Osmosis touts the fund’s significantly lower carbon footprint than the benchmark MSCI World, delivering notable reductions in carbon (-65%), water (-62%), and waste (-64%) ownership relative to the MSCI World.
“The portfolio uniquely addresses both the supply side of fossil fuel energy generation through fossil fuel divestment and the demand side of fossil fuel energy consumption by reallocating the active divestment risk to the most highly correlated resource-efficient companies across the economy,” Osmosis notes.
Employing “strict environmental screens”, the strategy prohibits investment in companies that derive more than 5% of their revenues from fossil fuels or nuclear power. It also excludes companies with any revenue from controversial weapons, civilian firearms, and tobacco manufacturing and those companies in breach of the UN Global Compact Principles.
Since its launch in 2021, the fund has returned 47.6% to investors – 0.67% shy of the benchmark – and 14.4% return in the 12 months to end of February 2025.

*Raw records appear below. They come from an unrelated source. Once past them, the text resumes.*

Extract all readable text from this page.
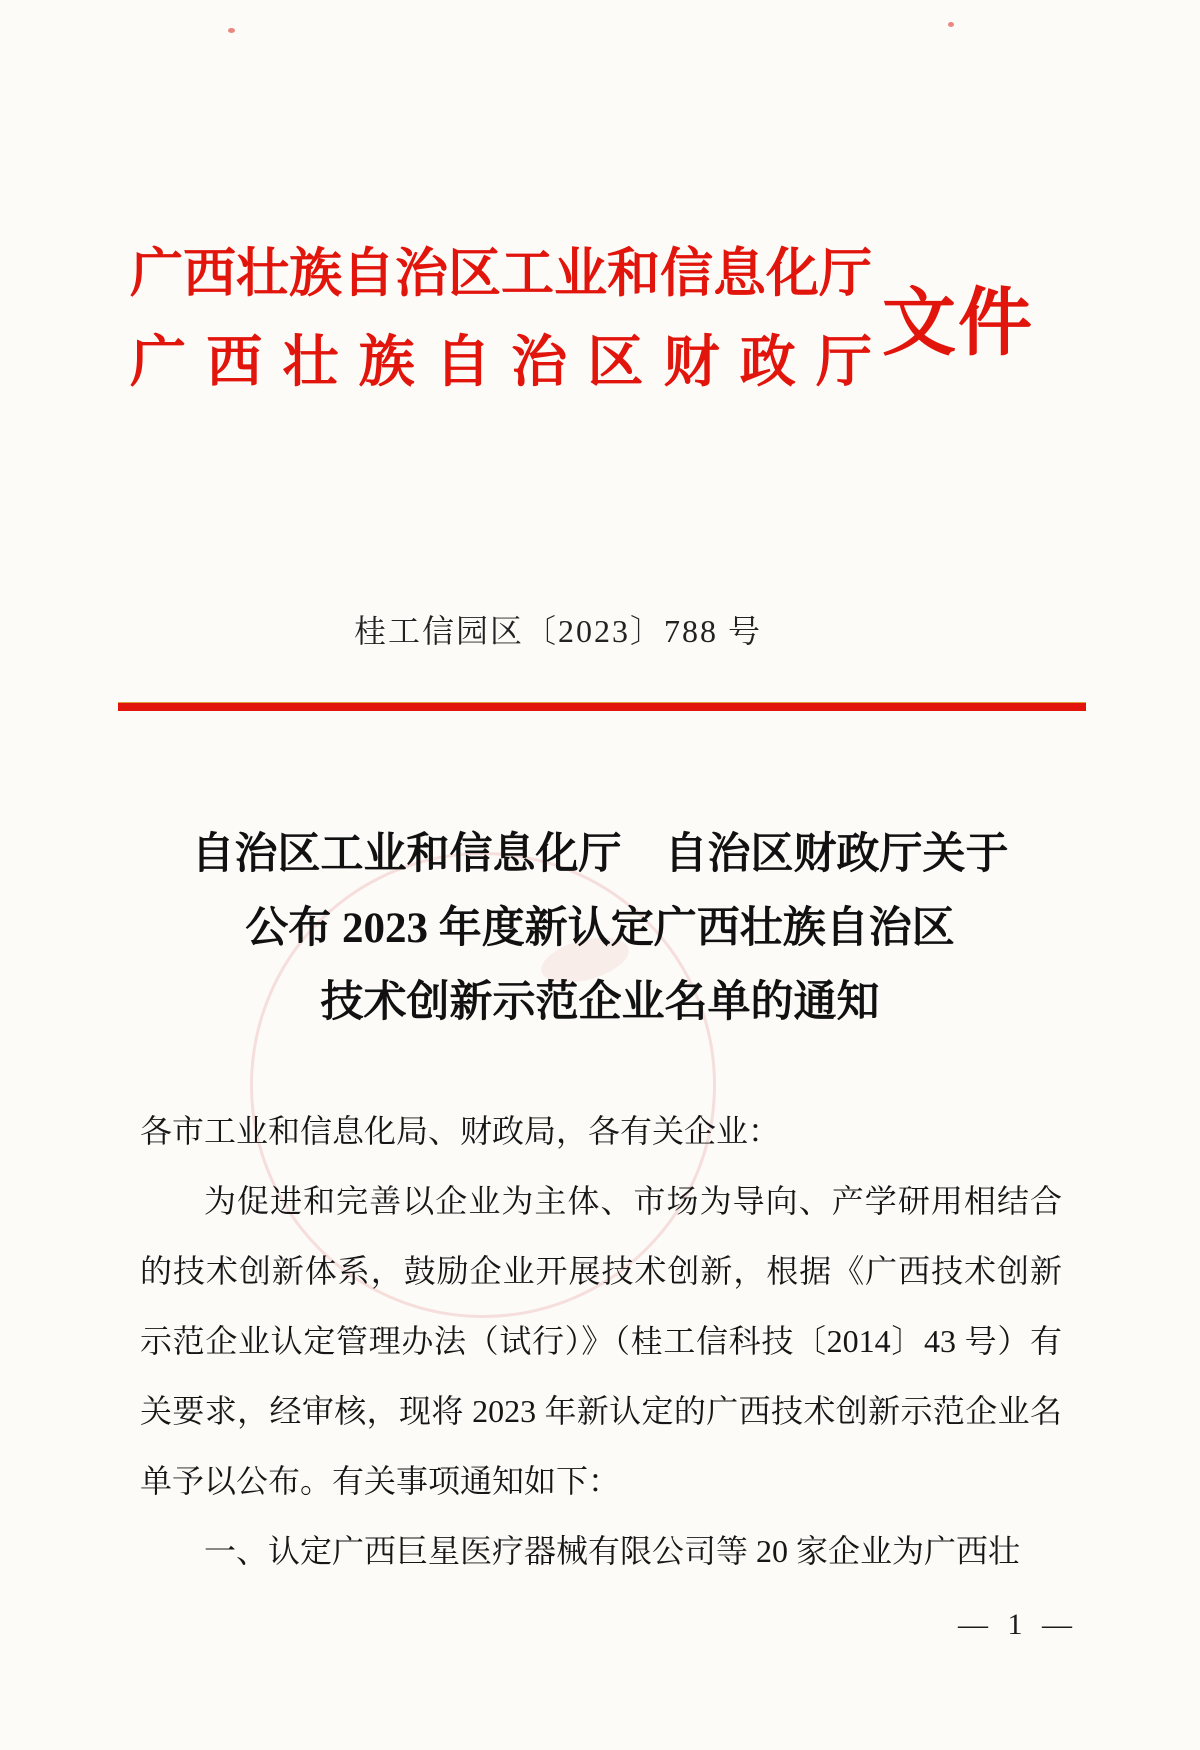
广西壮族自治区工业和信息化厅
广西壮族自治区财政厅 文件
桂工信园区〔2023〕788 号
自治区工业和信息化厅　自治区财政厅关于
公布 2023 年度新认定广西壮族自治区
技术创新示范企业名单的通知

各市工业和信息化局、财政局，各有关企业：

为促进和完善以企业为主体、市场为导向、产学研用相结合

的技术创新体系，鼓励企业开展技术创新，根据《广西技术创新

示范企业认定管理办法（试行）》（桂工信科技〔2014〕43 号）有

关要求，经审核，现将 2023 年新认定的广西技术创新示范企业名

单予以公布。有关事项通知如下：

一、认定广西巨星医疗器械有限公司等 20 家企业为广西壮

— 1 —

Welcoming the University of Adelaide’s investment, Osmosis chief executive Ben Dear recognised the educator’s environmental leadership.
He added: “It is crucial when seeking to remove exposure to fossil fuels, that additional mitigation is undertaken to deal with demand as well as supply. Our Core Equity Ex-Fossil Fuels strategy achieves this while also reducing the portfolio’s exposure to water and waste.”
As of the end of February 2025, the ex-Fossil Fuels Fund manages US$1.75 billion (AU$2.7 billion).